Haiku native bitcoin application?

A preliminary search gave this http://vbeosa.blogspot.fr/

How much interest in bitcoin is there among Haiku users?

To be clear, I’m yet to do any programming on Haiku and lack the skill and knowledge to tackle a project like bitcoin - what I linked to above is someone else’s blog. Just to underscore that, to date, I have no first hand experience with bitcoin at all. I’m still at the point of trying to understand how it works.

One particular unresolved question is: Why do bitcoin users trust that their private keys are safe? What is stopping malicious software from sending that information (along with key-logged pass phrases) to a thief? That malicious software could be anything from the wallet application to any other part of their OS or other installed software.

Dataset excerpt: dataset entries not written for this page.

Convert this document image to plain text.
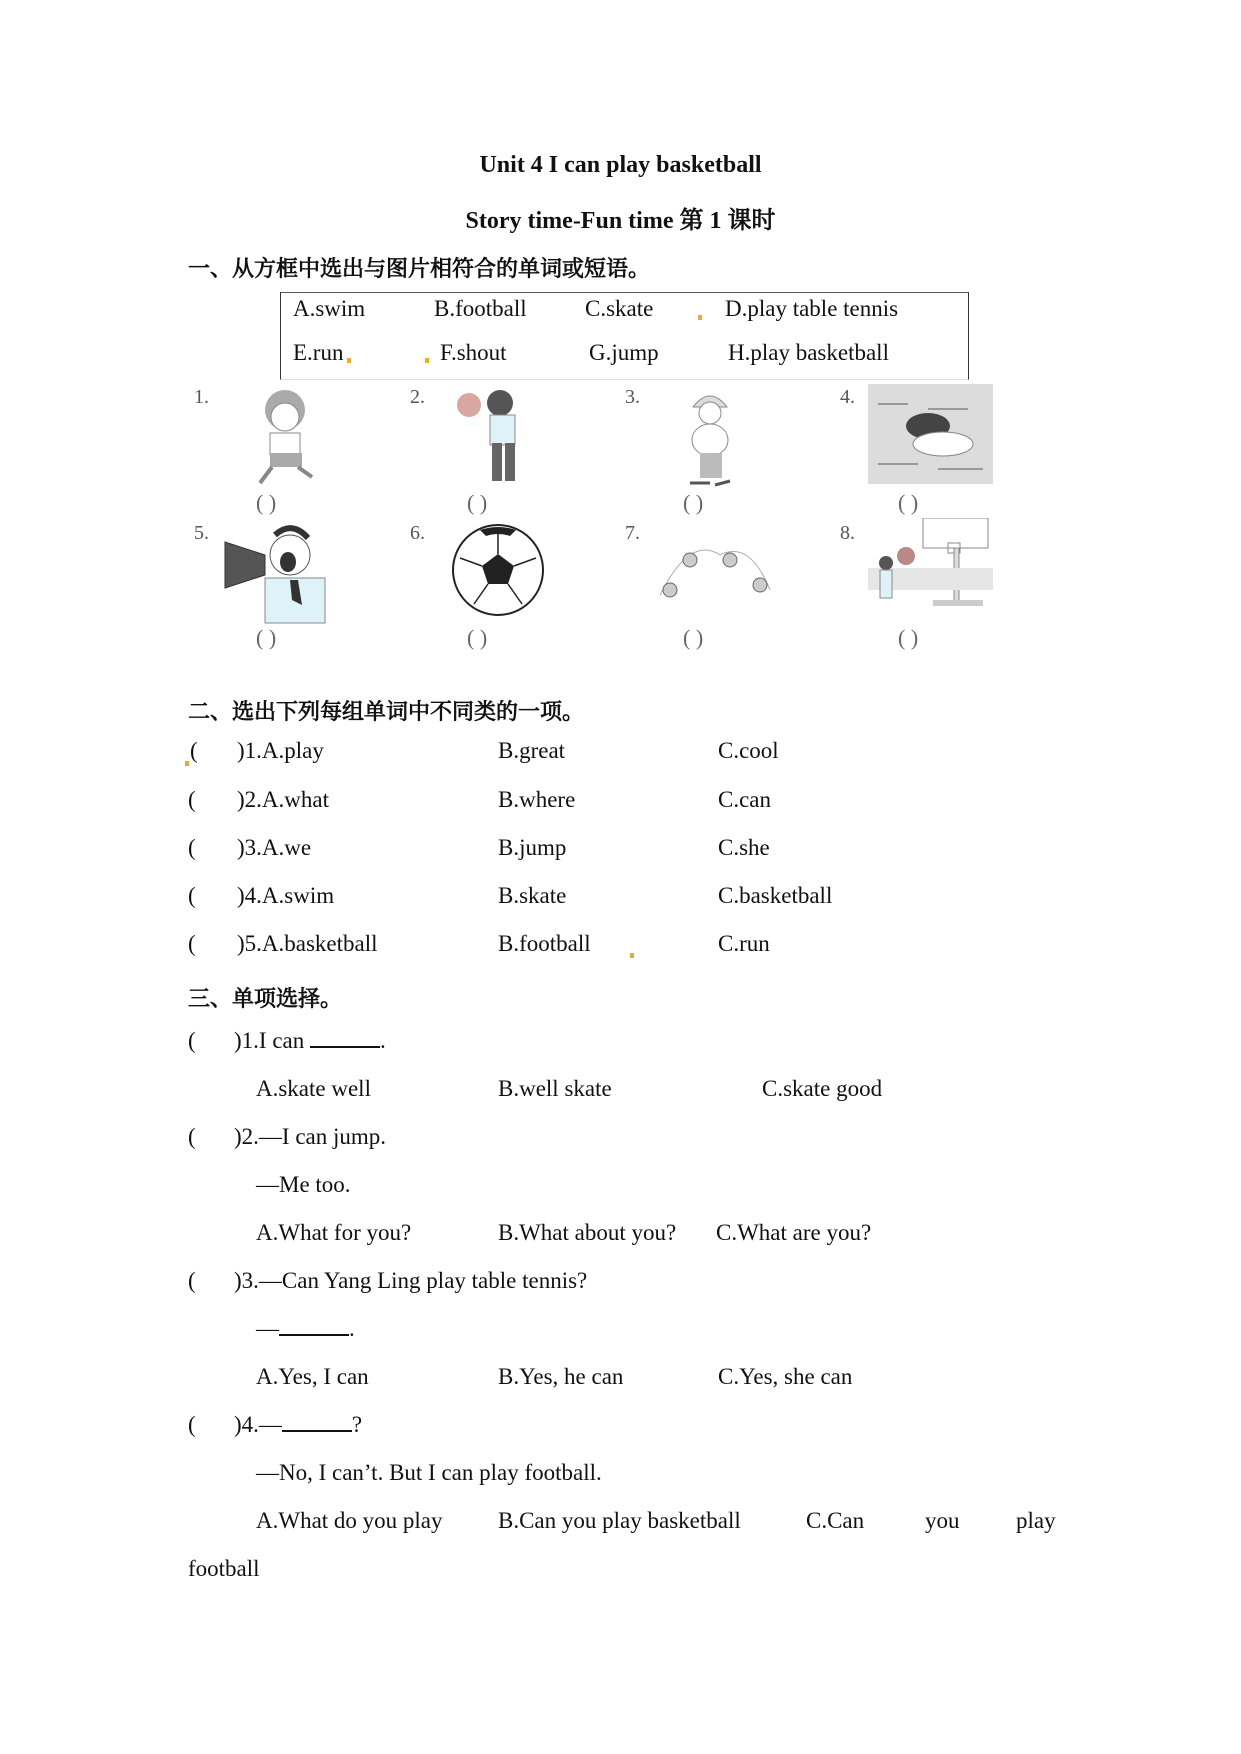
Unit 4 I can play basketball
Story time-Fun time 第 1 课时
一、从方框中选出与图片相符合的单词或短语。
A.swim	B.football	C.skate	D.play table tennis
E.run	F.shout	G.jump	H.play basketball
1.
( )
2.
( )
3.
( )
4.
( )
5.
( )
6.
( )
7.
( )
8.
( )
二、选出下列每组单词中不同类的一项。
( )1.A.play	B.great	C.cool
( )2.A.what	B.where	C.can
( )3.A.we	B.jump	C.she
( )4.A.swim	B.skate	C.basketball
( )5.A.basketball	B.football	C.run
三、单项选择。
( )1.I can	.
A.skate well	B.well skate	C.skate good
( )2.—I can jump.
—Me too.
A.What for you?	B.What about you? C.What are you?
( )3.—Can Yang Ling play table tennis?
—	.
A.Yes, I can	B.Yes, he can	C.Yes, she can
( )4.—	?
—No, I can’t. But I can play football.
A.What do you play B.Can you play basketball	C.Can	you play
football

The only satisfactory solution I can think of would be an offline wallet application that can generate a valid key pair and accept incoming transactions being ‘ferried’ to it via a flash drive or some-such, shared with an online counterpart this is only aware of the user’s bitcoin address and never has access to the private key. It would also have to be able to generate outgoing transactions for the user to again ‘ferry’ over to an online counterpart to send to the bitcoin network. Ideally, this offline wallet application would run on a secondary computer that is never connected to the internet…

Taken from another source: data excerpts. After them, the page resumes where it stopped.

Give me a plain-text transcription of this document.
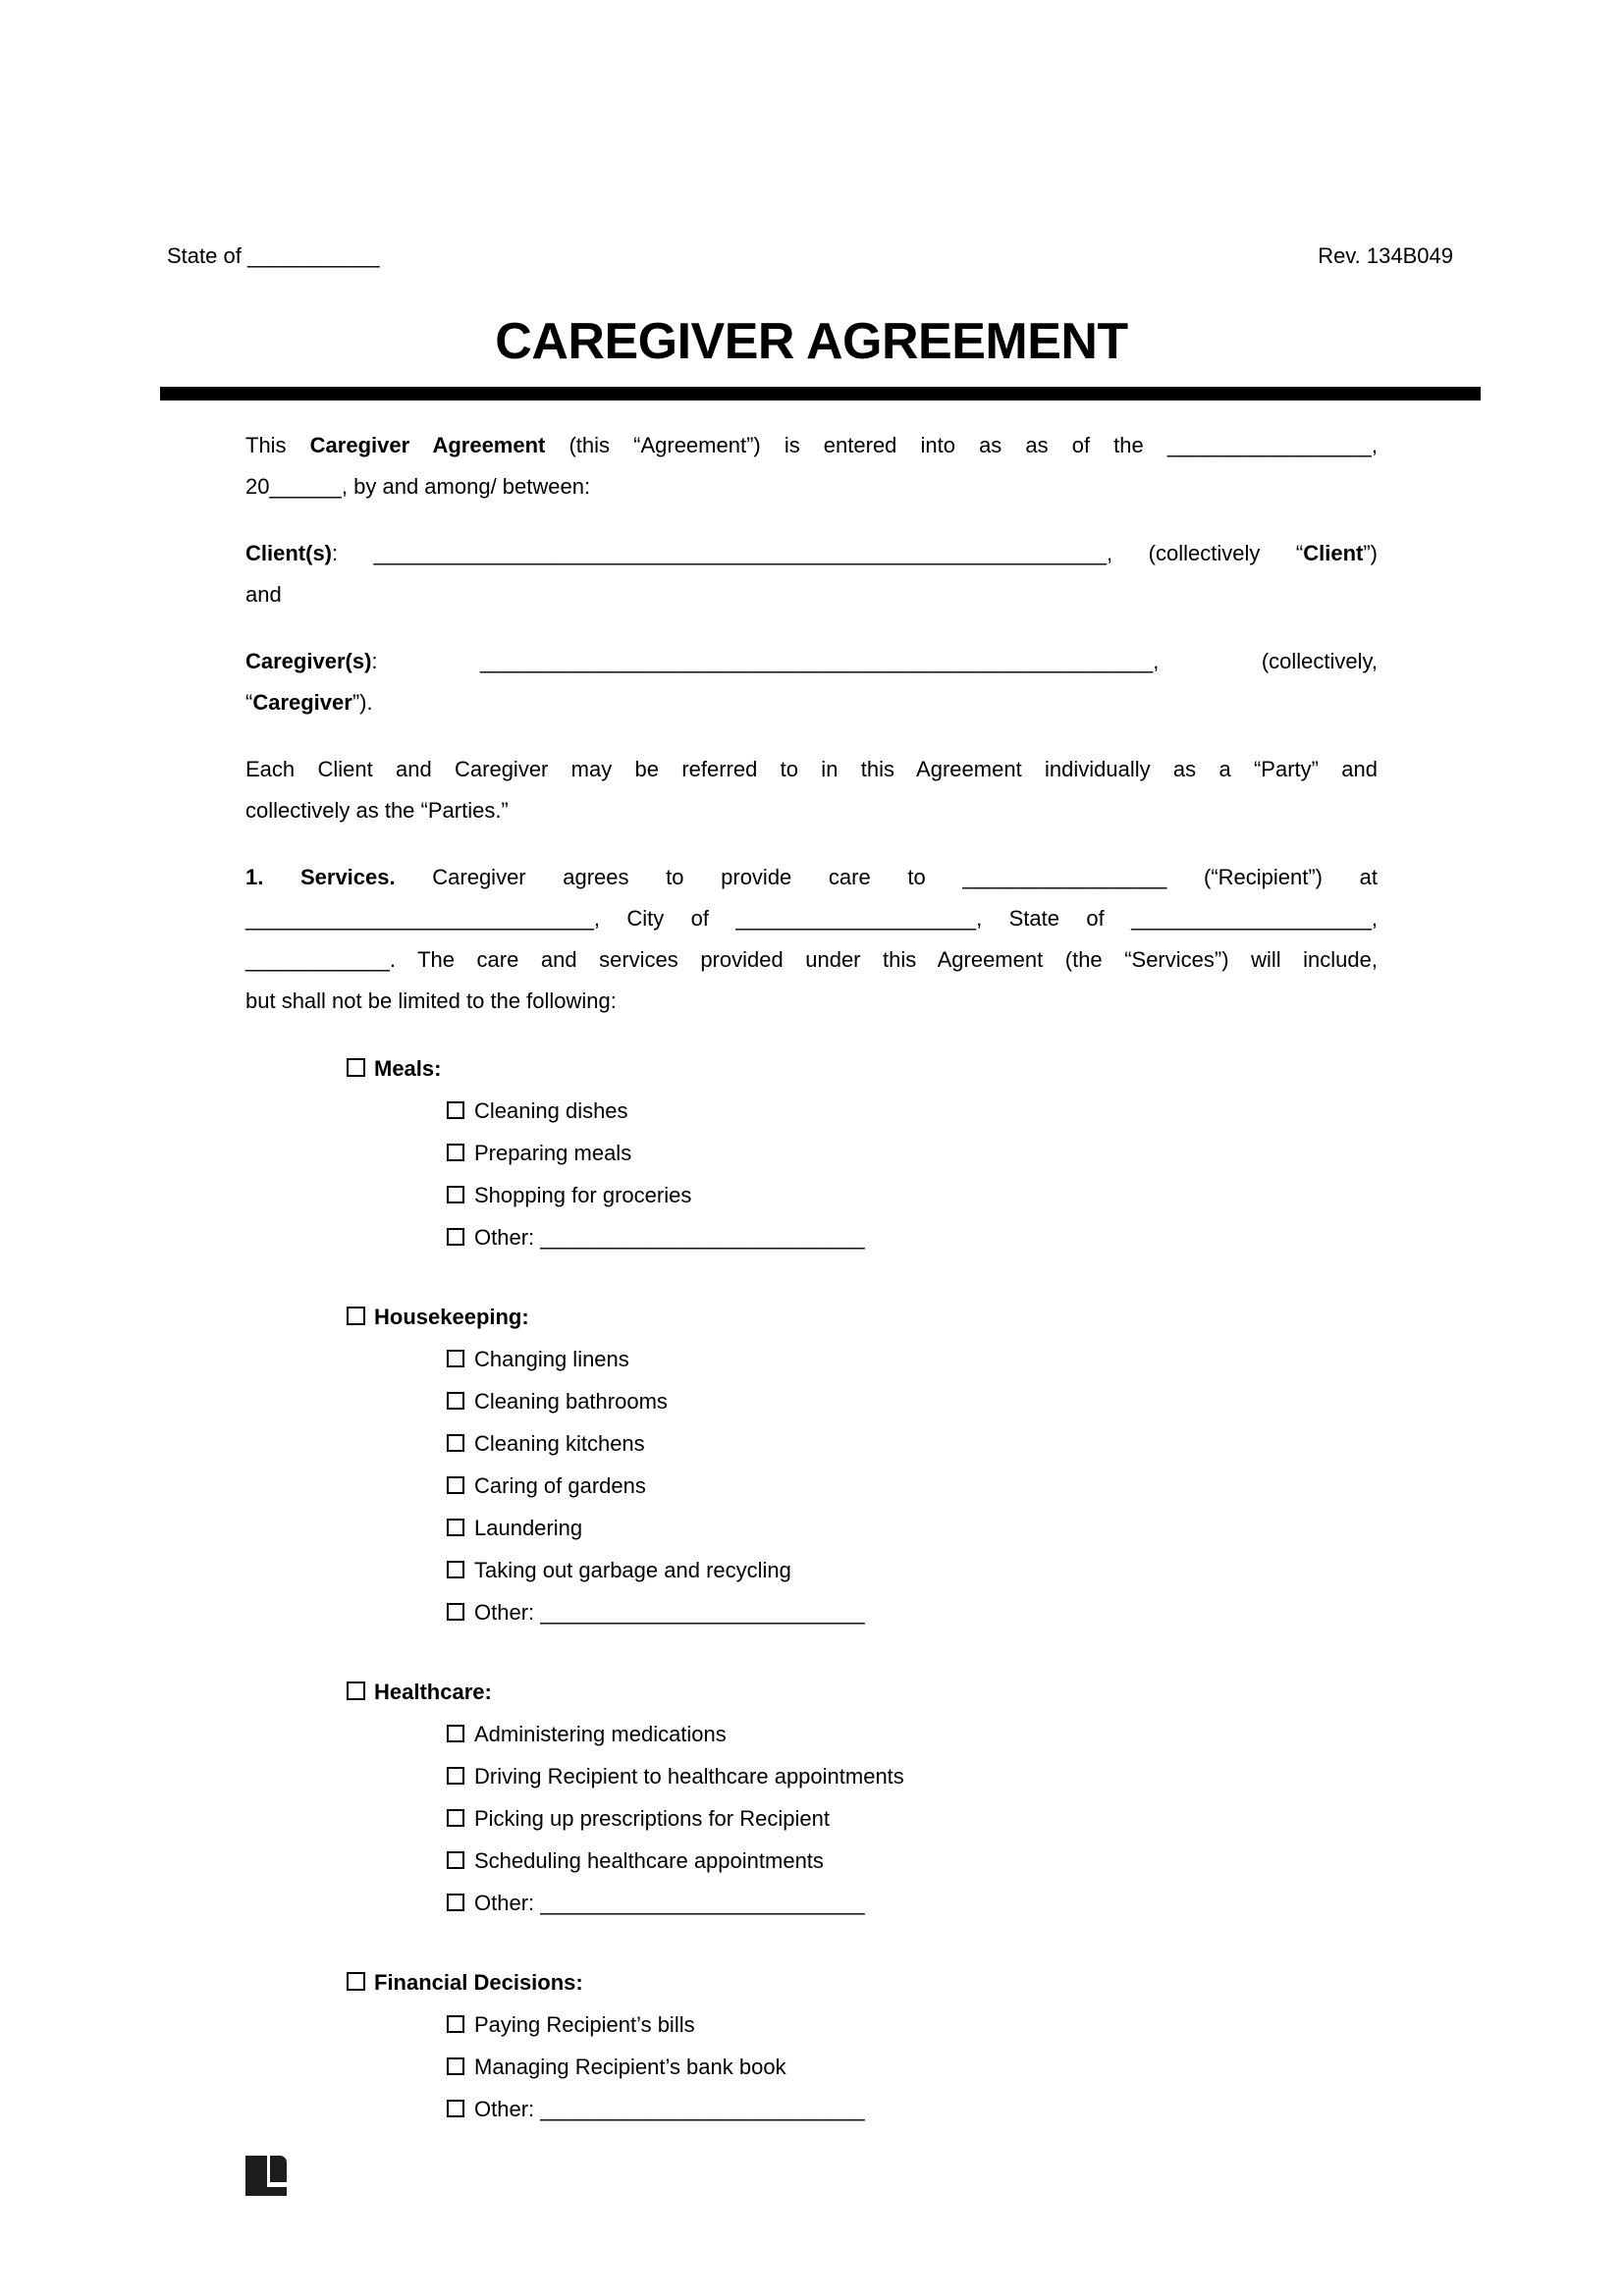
State of ___________	Rev. 134B049
CAREGIVER AGREEMENT
This Caregiver Agreement (this “Agreement”) is entered into as as of the _________________,
20______, by and among/ between:
Client(s): _____________________________________________________________, (collectively “Client”)
and
Caregiver(s): ________________________________________________________, (collectively,
“Caregiver”).
Each Client and Caregiver may be referred to in this Agreement individually as a “Party” and
collectively as the “Parties.”
1. Services. Caregiver agrees to provide care to _________________ (“Recipient”) at
_____________________________, City of ____________________, State of ____________________,
____________. The care and services provided under this Agreement (the “Services”) will include,
but shall not be limited to the following:
Meals:
Cleaning dishes
Preparing meals
Shopping for groceries
Other: ___________________________
Housekeeping:
Changing linens
Cleaning bathrooms
Cleaning kitchens
Caring of gardens
Laundering
Taking out garbage and recycling
Other: ___________________________
Healthcare:
Administering medications
Driving Recipient to healthcare appointments
Picking up prescriptions for Recipient
Scheduling healthcare appointments
Other: ___________________________
Financial Decisions:
Paying Recipient’s bills
Managing Recipient’s bank book
Other: ___________________________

I’m very interested and have been passively researching it. Sounds like you are doing the main two BitCoin wallets. There were two others I liked. They’re not as well known but seemed more flexible.

@hello I appreciate the enthusiasm but you do realise that the bitcoin mining mantle has long passed from cpu to gpu and on to asic, right? The only thing a user’s OS choice effects is the security of their private key(s). On that topic… Both thumbs up to all the people that jumped in to help ensure that OpenBSD’s bills are paid.

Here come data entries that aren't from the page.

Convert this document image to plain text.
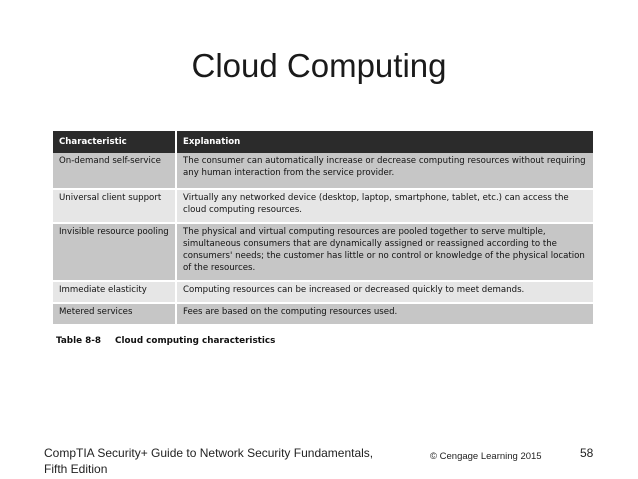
Cloud Computing
Characteristic	Explanation
On-demand self-service	The consumer can automatically increase or decrease computing resources without requiring any human interaction from the service provider.
Universal client support	Virtually any networked device (desktop, laptop, smartphone, tablet, etc.) can access the cloud computing resources.
Invisible resource pooling	The physical and virtual computing resources are pooled together to serve multiple, simultaneous consumers that are dynamically assigned or reassigned according to the consumers' needs; the customer has little or no control or knowledge of the physical location of the resources.
Immediate elasticity	Computing resources can be increased or decreased quickly to meet demands.
Metered services	Fees are based on the computing resources used.
Table 8-8 Cloud computing characteristics
CompTIA Security+ Guide to Network Security Fundamentals,
Fifth Edition
© Cengage Learning 2015	58
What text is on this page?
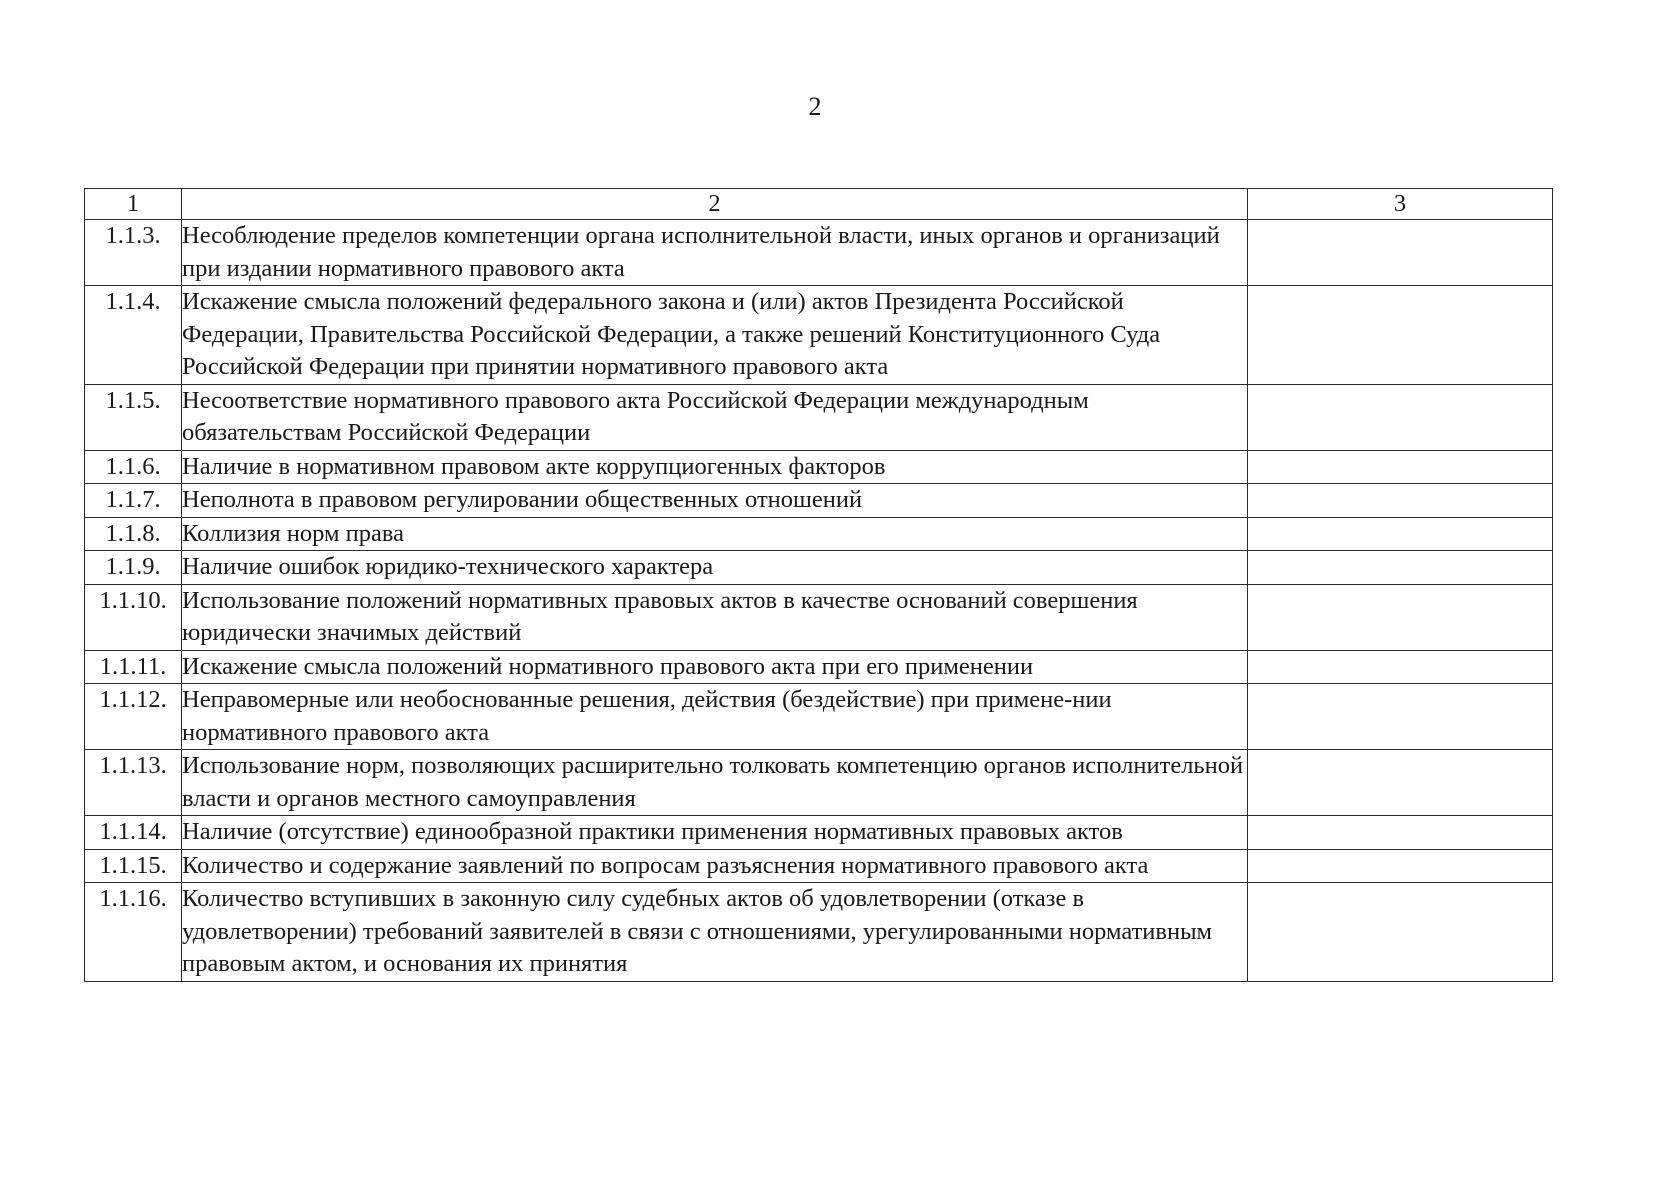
2
1	2	3
1.1.3.	Несоблюдение пределов компетенции органа исполнительной власти, иных органов и организаций при издании нормативного правового акта	
1.1.4.	Искажение смысла положений федерального закона и (или) актов Президента Российской Федерации, Правительства Российской Федерации, а также решений Конституционного Суда Российской Федерации при принятии нормативного правового акта	
1.1.5.	Несоответствие нормативного правового акта Российской Федерации международным обязательствам Российской Федерации	
1.1.6.	Наличие в нормативном правовом акте коррупциогенных факторов	
1.1.7.	Неполнота в правовом регулировании общественных отношений	
1.1.8.	Коллизия норм права	
1.1.9.	Наличие ошибок юридико-технического характера	
1.1.10.	Использование положений нормативных правовых актов в качестве оснований совершения юридически значимых действий	
1.1.11.	Искажение смысла положений нормативного правового акта при его применении	
1.1.12.	Неправомерные или необоснованные решения, действия (бездействие) при примене-нии нормативного правового акта	
1.1.13.	Использование норм, позволяющих расширительно толковать компетенцию органов исполнительной власти и органов местного самоуправления	
1.1.14.	Наличие (отсутствие) единообразной практики применения нормативных правовых актов	
1.1.15.	Количество и содержание заявлений по вопросам разъяснения нормативного правового акта	
1.1.16.	Количество вступивших в законную силу судебных актов об удовлетворении (отказе в удовлетворении) требований заявителей в связи с отношениями, урегулированными нормативным правовым актом, и основания их принятия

Anyways… If there were enough Haiku users that also traded bitcoin to justify it, I just wanted to float the idea of a simple, non-mining, native wallet application for this OS.

That would be EPIC for the community.

People would chose Haiku for their main mining OS because it would be way faster then Linux, and developers that are also miners would see the project and start helping out the community and Haiku would become extremely popular and may have thousands of forks like Linux GNU.

OS choice affects not just private key security, but also the availability of:

  • drivers for those ASIC devices
  • bitcoin mining software
  • and bitcoin wallet software

I’m currently looking for Haiku-based solutions for mining using ASICs, and for a multi-wallet client such as Bitcoin Armory. I don’t mind reading code, but haven’t written any code recently.

I suppose Bitcoin Core (previous called Bitcoin-QT or–confusingly–just Bitcoin) should be a first port. It supports ONE wallet at a time. For the ASICs I have access to, USB drivers would be required, and I believe these already exist for Linux. The driven chip seems to be an FTDI serial port converter. For mining software, cgminer or bfgminer might work for basic, archaic text-mode; for robustness, something like CGWatcher would be better–with perhaps some simplification of GUI.

Why Bitcoin only ?

http://www.multiminerapp.com/

An interesting feature could be to let users decide to balance the mining (50%/50% or at least 90%/10%) both for the themselves and for the project by simply running the OS…

I wrote recently a bitcoin-bot, which runs on a server and connects to bitstamp, and which can be controlled by the user over a qt-qui :slight_smile:
It was in the testing phase, when the problem with mtgox appeared. And then I stopped working on it. If there is interest, and good ideas of the features it should have, I think, I would do it, but I’m not entirely sure. And a condition is also that haiku can update itself, since, I don’t want to reinstall everything after i wanted to update to the latest nightly.